Comptarial is a web application I helped build for an accounting firm. The goal was straightforward: they needed a way to securely exchange tax returns and financial documents with their clients. We built this as part of a module at the Haute école de gestion de Genève (HEG), running the project as an Agile team using Scrum.
The Architecture
We went with a decoupled architecture. A Next.js frontend handles the user interface, while a Laravel backend manages the heavy lifting.
The Stack
- Frontend: It’s written in TypeScript with Next.js. For styling, we used Tailwind CSS and pulled in raw components from shadcn/ui to build the interface quickly.
- Backend: We used Laravel 12+ to expose a REST API. It handles file routing, business logic, and automated emails.
- Storage: You don’t want to store highly sensitive accounting documents on a standard web server’s disk.
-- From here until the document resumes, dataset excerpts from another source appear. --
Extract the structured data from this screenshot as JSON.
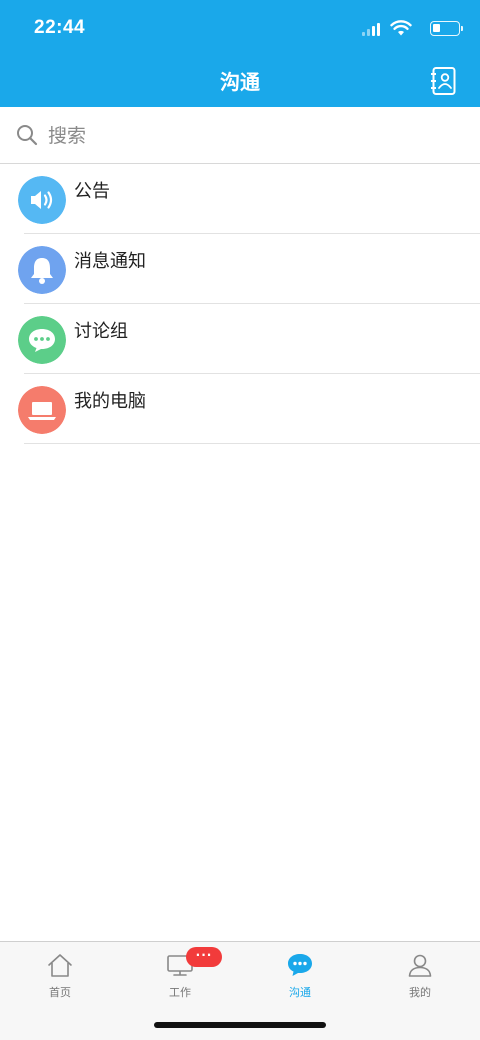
{
  "status_bar": {
    "time": "22:44"
  },
  "header": {
    "title": "沟通",
    "contacts_icon": "contacts-book-icon"
  },
  "search": {
    "placeholder": "搜索",
    "value": ""
  },
  "list": [
    {
      "label": "公告",
      "icon": "speaker-icon",
      "color": "#55b8f3"
    },
    {
      "label": "消息通知",
      "icon": "bell-icon",
      "color": "#6fa3ef"
    },
    {
      "label": "讨论组",
      "icon": "chat-icon",
      "color": "#5cce89"
    },
    {
      "label": "我的电脑",
      "icon": "laptop-icon",
      "color": "#f57c6c"
    }
  ],
  "tabbar": {
    "tabs": [
      {
        "label": "首页",
        "icon": "home-icon",
        "active": false
      },
      {
        "label": "工作",
        "icon": "monitor-icon",
        "active": false,
        "badge": "···"
      },
      {
        "label": "沟通",
        "icon": "chat-bubble-icon",
        "active": true
      },
      {
        "label": "我的",
        "icon": "user-icon",
        "active": false
      }
    ]
  },
  "colors": {
    "primary": "#1aa8ea",
    "badge": "#f23b3b"
  }
}
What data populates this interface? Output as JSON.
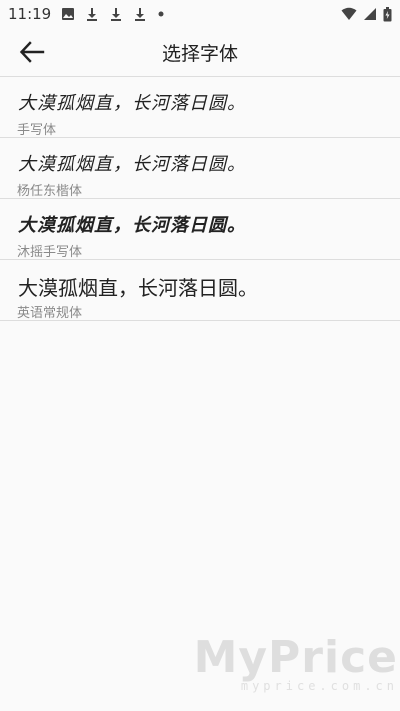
{
  "status_bar": {
    "time": "11:19",
    "icons": [
      "image-icon",
      "download-icon",
      "download-icon",
      "download-icon",
      "dot-icon",
      "wifi-icon",
      "signal-icon",
      "battery-icon"
    ]
  },
  "app_bar": {
    "title": "选择字体"
  },
  "fonts": [
    {
      "sample": "大漠孤烟直，长河落日圆。",
      "name": "手写体"
    },
    {
      "sample": "大漠孤烟直，长河落日圆。",
      "name": "杨任东楷体"
    },
    {
      "sample": "大漠孤烟直，长河落日圆。",
      "name": "沐摇手写体"
    },
    {
      "sample": "大漠孤烟直，长河落日圆。",
      "name": "英语常规体"
    }
  ],
  "watermark": {
    "main": "MyPrice",
    "sub": "myprice.com.cn"
  }
}
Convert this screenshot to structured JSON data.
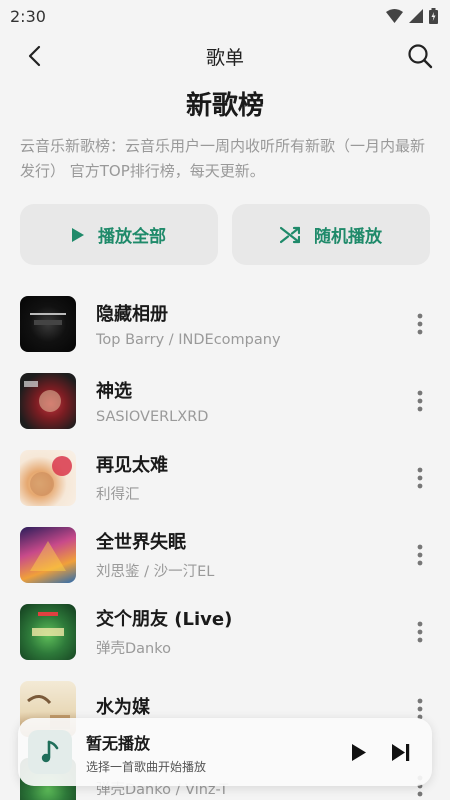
{
  "status_bar": {
    "time": "2:30"
  },
  "header": {
    "title": "歌单"
  },
  "playlist": {
    "title": "新歌榜",
    "description": "云音乐新歌榜：云音乐用户一周内收听所有新歌（一月内最新发行） 官方TOP排行榜，每天更新。"
  },
  "actions": {
    "play_all": "播放全部",
    "shuffle": "随机播放"
  },
  "songs": [
    {
      "title": "隐藏相册",
      "artist": "Top Barry / INDEcompany"
    },
    {
      "title": "神选",
      "artist": "SASIOVERLXRD"
    },
    {
      "title": "再见太难",
      "artist": "利得汇"
    },
    {
      "title": "全世界失眠",
      "artist": "刘思鉴 / 沙一汀EL"
    },
    {
      "title": "交个朋友 (Live)",
      "artist": "弹壳Danko"
    },
    {
      "title": "水为媒",
      "artist": ""
    },
    {
      "title": "",
      "artist": "弹壳Danko / Vinz-T"
    }
  ],
  "mini_player": {
    "title": "暂无播放",
    "subtitle": "选择一首歌曲开始播放"
  },
  "colors": {
    "accent": "#1f8a6a",
    "background": "#f4f4f4"
  }
}
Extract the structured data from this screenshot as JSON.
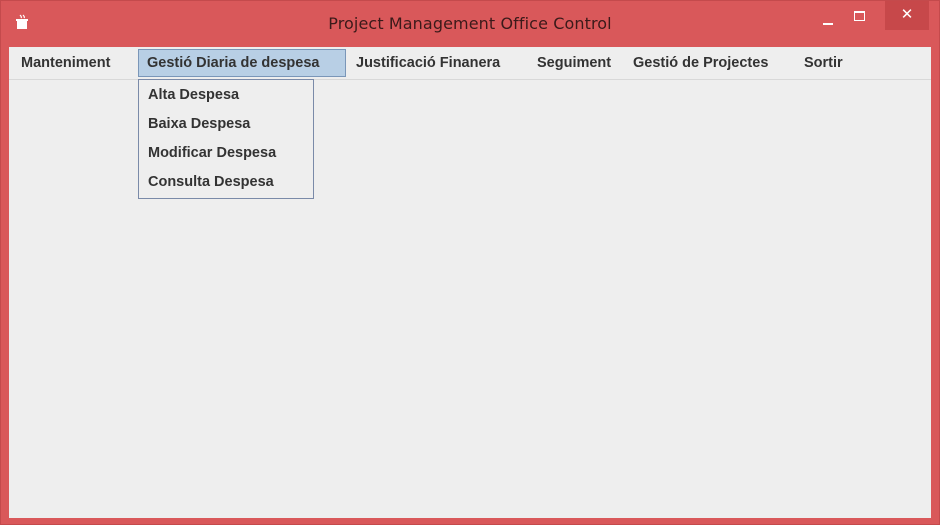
{
  "window": {
    "title": "Project Management Office Control",
    "close_symbol": "✕",
    "colors": {
      "frame": "#d9585a",
      "close_button": "#c7484a",
      "client_background": "#eeeeee",
      "active_menu": "#b8cfe5"
    }
  },
  "menubar": {
    "items": [
      {
        "label": "Manteniment"
      },
      {
        "label": "Gestió Diaria de despesa",
        "active": true
      },
      {
        "label": "Justificació Finanera"
      },
      {
        "label": "Seguiment"
      },
      {
        "label": "Gestió de Projectes"
      },
      {
        "label": "Sortir"
      }
    ]
  },
  "dropdown": {
    "items": [
      {
        "label": "Alta Despesa"
      },
      {
        "label": "Baixa Despesa"
      },
      {
        "label": "Modificar Despesa"
      },
      {
        "label": "Consulta Despesa"
      }
    ]
  },
  "icons": {
    "app": "java-coffee-cup-icon",
    "minimize": "minimize-icon",
    "maximize": "maximize-icon",
    "close": "close-icon"
  }
}
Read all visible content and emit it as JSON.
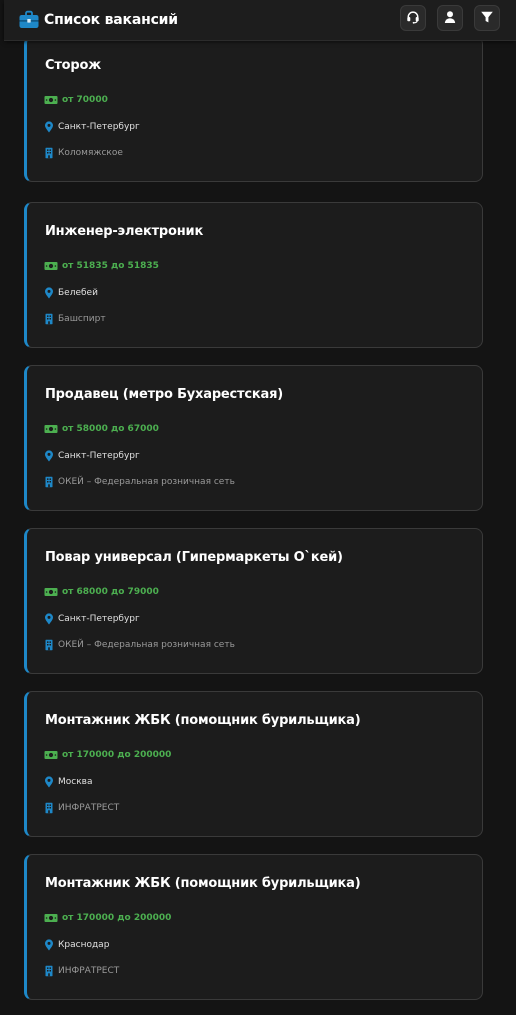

We integrated Infomaniak’s S3-compatible Swiss Backup to keep the files isolated and secure.
- Database: A standard MySQL database stores user data, role assignments, and document metadata.
How It Works
The platform focuses on a few core problems accountants face every day:
- Role-Based Authentication: We used Laravel Sanctum to manage user sessions. Accountants see a dashboard with all their assigned clients, while clients only see their own files.
- Document Transfers: It’s essentially a secure drop-box. Clients upload files through the React frontend, and the Laravel API pipes the data directly into the Infomaniak S3 bucket.
- Account Management: The fiduciary staff can create accounts. We added reCAPTCHA v3 to keep bots out of the public-facing forms.
- Notifications: The system sends out automated emails when a new document is uploaded, so the accountants don’t have to keep refreshing a page to see if a client submitted their taxes.